Всё находится вот в этой замечательной голове! — Эмили встала, обняла «кладезь мудрости» Джона и поцеловала его в темечко. — Да-да! Здесь и печаль, и радость, — Эмили любовно огладила немытые джоновы волосы, — и смысл, и его отсутствие одновременно. Здесь всё!
— Ну, ты даёшь!.. — Джон обалдело уставился на оратора-конкурента в женском обличье. — Может и снег мне только мерещится? Значит, ты теперь предлагаешь мне возлюбить кого-нибудь всей душой, — вот, например, тебя, — и сразу стать счастливым, и нежданно-негаданно осчастливить сим потрясающим фактом всё прогрессивно мыслящее человечество… в лице могучей кучки новых рибчестерских поэтов и снегокопов?
— Какой же ты дурак, честное слово! — немного обиделась Эмили, и покачала головой.
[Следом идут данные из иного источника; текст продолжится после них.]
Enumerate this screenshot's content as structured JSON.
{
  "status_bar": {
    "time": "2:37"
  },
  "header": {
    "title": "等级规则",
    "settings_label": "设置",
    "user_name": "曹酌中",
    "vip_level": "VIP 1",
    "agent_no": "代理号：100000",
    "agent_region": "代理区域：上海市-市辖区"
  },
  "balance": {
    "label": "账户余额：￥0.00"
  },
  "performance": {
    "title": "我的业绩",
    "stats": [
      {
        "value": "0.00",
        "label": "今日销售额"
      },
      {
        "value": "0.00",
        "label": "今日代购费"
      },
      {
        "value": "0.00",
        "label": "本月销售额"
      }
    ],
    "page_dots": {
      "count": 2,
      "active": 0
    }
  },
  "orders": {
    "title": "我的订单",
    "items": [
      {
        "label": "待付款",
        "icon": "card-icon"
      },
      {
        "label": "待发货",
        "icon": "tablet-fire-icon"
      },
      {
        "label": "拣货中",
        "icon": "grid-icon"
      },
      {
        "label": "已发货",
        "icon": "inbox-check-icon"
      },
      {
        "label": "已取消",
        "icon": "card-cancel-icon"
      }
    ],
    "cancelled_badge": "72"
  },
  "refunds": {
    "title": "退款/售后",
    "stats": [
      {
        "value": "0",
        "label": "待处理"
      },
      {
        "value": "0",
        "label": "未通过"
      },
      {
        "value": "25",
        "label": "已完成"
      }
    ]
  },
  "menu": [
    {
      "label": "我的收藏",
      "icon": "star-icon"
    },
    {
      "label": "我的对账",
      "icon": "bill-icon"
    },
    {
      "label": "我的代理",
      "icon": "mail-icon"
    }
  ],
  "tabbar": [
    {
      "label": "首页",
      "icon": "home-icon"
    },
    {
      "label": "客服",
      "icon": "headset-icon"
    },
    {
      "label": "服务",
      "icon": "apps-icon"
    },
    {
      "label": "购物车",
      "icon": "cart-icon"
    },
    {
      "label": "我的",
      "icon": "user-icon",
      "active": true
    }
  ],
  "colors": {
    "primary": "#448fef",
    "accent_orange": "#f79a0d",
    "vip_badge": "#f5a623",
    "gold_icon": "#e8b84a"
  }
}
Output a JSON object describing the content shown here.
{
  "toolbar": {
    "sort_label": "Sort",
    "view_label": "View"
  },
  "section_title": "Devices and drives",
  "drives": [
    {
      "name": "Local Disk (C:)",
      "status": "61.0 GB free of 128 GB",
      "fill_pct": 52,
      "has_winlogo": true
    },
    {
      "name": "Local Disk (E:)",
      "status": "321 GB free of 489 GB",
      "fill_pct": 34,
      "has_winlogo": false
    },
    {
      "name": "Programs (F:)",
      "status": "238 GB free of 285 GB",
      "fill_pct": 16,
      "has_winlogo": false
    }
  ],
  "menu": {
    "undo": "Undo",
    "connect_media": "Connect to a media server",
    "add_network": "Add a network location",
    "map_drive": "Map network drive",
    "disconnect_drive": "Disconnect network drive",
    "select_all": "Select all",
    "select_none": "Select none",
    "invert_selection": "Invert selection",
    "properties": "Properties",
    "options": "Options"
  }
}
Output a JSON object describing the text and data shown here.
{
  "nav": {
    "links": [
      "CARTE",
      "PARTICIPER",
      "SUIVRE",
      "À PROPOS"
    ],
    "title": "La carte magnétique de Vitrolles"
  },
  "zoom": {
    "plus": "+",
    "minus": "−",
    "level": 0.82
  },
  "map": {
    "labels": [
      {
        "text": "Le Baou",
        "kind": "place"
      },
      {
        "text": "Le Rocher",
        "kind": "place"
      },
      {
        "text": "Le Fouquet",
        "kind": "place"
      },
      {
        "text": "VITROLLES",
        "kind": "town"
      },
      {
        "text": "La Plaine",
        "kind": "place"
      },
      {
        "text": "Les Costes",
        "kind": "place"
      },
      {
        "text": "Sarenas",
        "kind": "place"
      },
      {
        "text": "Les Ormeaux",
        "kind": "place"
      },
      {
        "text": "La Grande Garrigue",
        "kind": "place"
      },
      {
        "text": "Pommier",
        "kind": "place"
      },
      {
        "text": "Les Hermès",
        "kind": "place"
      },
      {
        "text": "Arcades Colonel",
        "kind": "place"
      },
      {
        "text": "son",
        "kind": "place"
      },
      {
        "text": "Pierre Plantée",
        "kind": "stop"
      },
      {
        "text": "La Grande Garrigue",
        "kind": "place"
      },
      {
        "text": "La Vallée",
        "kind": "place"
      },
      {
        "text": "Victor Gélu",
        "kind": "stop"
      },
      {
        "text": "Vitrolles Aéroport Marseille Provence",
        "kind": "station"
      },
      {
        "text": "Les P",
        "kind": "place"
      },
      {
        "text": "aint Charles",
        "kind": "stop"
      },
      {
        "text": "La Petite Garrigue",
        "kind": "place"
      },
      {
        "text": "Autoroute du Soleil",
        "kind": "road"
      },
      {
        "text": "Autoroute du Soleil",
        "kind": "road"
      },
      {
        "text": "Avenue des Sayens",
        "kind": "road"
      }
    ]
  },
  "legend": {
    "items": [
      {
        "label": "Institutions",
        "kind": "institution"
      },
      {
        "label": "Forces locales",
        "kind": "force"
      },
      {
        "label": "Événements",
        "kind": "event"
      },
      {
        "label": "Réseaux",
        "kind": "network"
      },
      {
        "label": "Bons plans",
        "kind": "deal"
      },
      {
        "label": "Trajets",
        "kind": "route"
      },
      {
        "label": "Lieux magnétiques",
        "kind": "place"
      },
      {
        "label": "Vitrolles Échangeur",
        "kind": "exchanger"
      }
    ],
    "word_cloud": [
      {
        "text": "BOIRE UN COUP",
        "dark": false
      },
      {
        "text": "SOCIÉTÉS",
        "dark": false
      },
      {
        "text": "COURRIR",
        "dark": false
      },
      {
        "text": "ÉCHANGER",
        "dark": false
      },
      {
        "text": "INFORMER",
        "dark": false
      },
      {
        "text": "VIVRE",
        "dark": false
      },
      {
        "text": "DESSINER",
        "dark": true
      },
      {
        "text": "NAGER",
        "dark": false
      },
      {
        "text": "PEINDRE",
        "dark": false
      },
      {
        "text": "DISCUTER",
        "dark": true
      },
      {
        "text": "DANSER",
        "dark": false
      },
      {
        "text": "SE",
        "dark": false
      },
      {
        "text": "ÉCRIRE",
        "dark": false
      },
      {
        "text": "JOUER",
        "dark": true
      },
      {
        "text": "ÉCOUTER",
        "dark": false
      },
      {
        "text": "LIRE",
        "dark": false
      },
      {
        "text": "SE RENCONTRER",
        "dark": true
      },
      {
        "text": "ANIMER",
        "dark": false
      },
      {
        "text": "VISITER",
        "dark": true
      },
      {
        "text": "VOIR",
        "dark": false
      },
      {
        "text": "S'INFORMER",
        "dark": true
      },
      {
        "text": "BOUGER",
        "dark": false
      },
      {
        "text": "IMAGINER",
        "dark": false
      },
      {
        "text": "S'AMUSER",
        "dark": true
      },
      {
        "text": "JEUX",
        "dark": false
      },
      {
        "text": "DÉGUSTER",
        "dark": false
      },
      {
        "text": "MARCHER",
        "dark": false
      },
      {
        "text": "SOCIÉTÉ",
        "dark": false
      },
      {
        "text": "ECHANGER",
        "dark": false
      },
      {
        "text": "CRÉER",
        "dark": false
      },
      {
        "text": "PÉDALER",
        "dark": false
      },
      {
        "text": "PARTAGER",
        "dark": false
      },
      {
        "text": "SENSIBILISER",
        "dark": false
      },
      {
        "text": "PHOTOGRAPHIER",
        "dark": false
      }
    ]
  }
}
Но через пару секунд уже мучительно улыбнулась. Джон во что-то верит, но и у неё есть своя вера, и она на всё пойдёт, чтобы…
— Ну, будет вам, ребята! — примирительно пробасил Уилл. — Пойдёмте-ка снова плясать-шаманить. Мне кажется, сегодня это у нас лучше всего получается!
— Точно, — добавил Пол. — А поговорить мы всегда успеем!
Освобождение
После «философского вечера» на площади с Уиллом, Полом и Эмили Джон, не особенно отдавая себе в этом отчёта, стал искать уединения. Всё чаще он под разными предлогами уходил от Эмили на башню, чтобы побыть там в полном одиночестве. Тихо перебирая струны, охватывал он задумчивым взглядом снежные шапки в лесу и бормотал себе под нос какие-то обрывки фраз: «ныряю с головой в снежный сугроб, и сосны приветственно покачивают ветвями…», «обжигающая радость поглощает всё…» Так, спонтанно, и родилась у него мелодия «Купание в заснеженном лесу где-то на краю земли…»[64]. Но нелегко на сердце было у молодого охранителя города в те дни. И причиной тому, как явственно ощущал Джон, и был тот самый длительный «разговор четверых».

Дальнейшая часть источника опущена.